Un leggero movimento
del capo fu la sua debole risposta, mentre con gli occhi continuava a cercare
l’origine di quel soffio inquietante.
Ma l’imprevisto non era
ancora sazio, giocò ancora una volta con la sua persona, accarezzandola prima
di manifestarsi.
Passi decisi di tacchi
che risuonarono metallici sul marmo della navata, crebbero lentamente
d’intensità favoriti da quella pausa di silenzio in cui, la vedova, negò la
disponibilità a salire sull’altare per raccontare ai presenti quanto grande era
il proprio cordoglio. Quel ticchettare ritmico risuonò come una marcia
militare, suonata da un unico componente: un’avvenente figura femminile avvolta
in un tubino nero che si avvicinò all’altare, seguita dagli sguardi incuriositi
dei maschi e contrariati delle loro compagne invidiose. Prendendo posizione al
leggio di legno intagliato, della donna si vedevano solo le gambe fasciate da
calze nere, mentre il viso era deturpato da un paio di occhiali da sole
alquanto grandi, che non le rendevano giustizia: le due lenti bombate
sembravano due bulbi oculari sporgenti e mostruosamente grandi. La sua voce,
quando iniziò a parlare, era bassa e leggermente roca e non mostrava che una
forte emozione a stento trattenuta.
«Caro Adriano, siamo tutti raccolti per
testimoniare l’affetto che ti abbiamo sempre manifestato in vita e che tu hai
sempre ricambiato con la serenità del tuo carattere. Lasci un vuoto in noi che
si colmerà con difficoltà. Solevi dire che la vita deve andare avanti senza mai
fermarsi, che quello che facciamo rimane a testimoniare la nostra presenza in
maniera indelebile. Molti, cari ricordi custodisco nel mio cuore.
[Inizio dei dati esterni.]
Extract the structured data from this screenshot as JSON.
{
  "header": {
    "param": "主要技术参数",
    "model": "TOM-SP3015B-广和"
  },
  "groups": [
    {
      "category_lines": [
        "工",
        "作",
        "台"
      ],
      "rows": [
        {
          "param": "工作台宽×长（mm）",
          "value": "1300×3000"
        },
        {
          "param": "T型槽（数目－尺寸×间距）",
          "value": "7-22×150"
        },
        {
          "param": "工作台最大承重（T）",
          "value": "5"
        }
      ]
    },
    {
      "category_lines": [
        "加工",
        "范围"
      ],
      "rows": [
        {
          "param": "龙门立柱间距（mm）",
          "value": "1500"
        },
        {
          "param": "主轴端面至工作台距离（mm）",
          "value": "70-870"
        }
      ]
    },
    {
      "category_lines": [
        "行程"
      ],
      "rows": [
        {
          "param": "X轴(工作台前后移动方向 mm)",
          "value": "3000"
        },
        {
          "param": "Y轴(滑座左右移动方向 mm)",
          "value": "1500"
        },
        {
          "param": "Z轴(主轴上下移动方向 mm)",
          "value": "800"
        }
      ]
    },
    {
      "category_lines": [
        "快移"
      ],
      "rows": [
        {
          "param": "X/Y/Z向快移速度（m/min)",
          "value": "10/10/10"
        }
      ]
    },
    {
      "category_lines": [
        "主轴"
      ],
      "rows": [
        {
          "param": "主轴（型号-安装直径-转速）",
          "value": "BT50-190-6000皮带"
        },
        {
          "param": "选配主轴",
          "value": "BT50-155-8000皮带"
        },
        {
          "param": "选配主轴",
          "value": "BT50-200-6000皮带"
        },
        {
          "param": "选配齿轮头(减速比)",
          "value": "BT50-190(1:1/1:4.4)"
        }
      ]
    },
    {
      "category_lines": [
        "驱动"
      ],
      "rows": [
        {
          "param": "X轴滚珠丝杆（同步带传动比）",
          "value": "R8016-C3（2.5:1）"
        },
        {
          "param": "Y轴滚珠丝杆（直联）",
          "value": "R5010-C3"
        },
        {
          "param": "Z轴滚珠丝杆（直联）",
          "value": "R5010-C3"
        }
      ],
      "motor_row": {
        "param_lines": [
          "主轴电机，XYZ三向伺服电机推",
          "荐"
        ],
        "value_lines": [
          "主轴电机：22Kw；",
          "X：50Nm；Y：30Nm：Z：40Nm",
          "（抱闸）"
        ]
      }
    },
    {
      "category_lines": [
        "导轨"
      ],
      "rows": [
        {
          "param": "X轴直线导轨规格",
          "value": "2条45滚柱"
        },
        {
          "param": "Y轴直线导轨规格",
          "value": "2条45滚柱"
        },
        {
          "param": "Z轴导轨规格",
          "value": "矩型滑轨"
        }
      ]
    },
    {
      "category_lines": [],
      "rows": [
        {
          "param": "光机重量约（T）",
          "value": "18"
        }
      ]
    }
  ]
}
Addio, quello
che hai fatto e ciò che ci hai dato rimarrà nostro, per essere gelosamente
custodito»
La voce non tremò durante il
breve e toccante discorso, come non tremò il passo mentre si allontanava
dall’altare sotto gli sguardi stupiti dei presenti.
Questo è l'inizio del mio ultimo romanzo, la cui seconda parte è già pronta per essere pubblicata e poi... poi dovrò afferrare tutti i fili ancora non annodati e completare la terza e ultima parte di quessto giallo la cui genesi è stata alquanto complessa.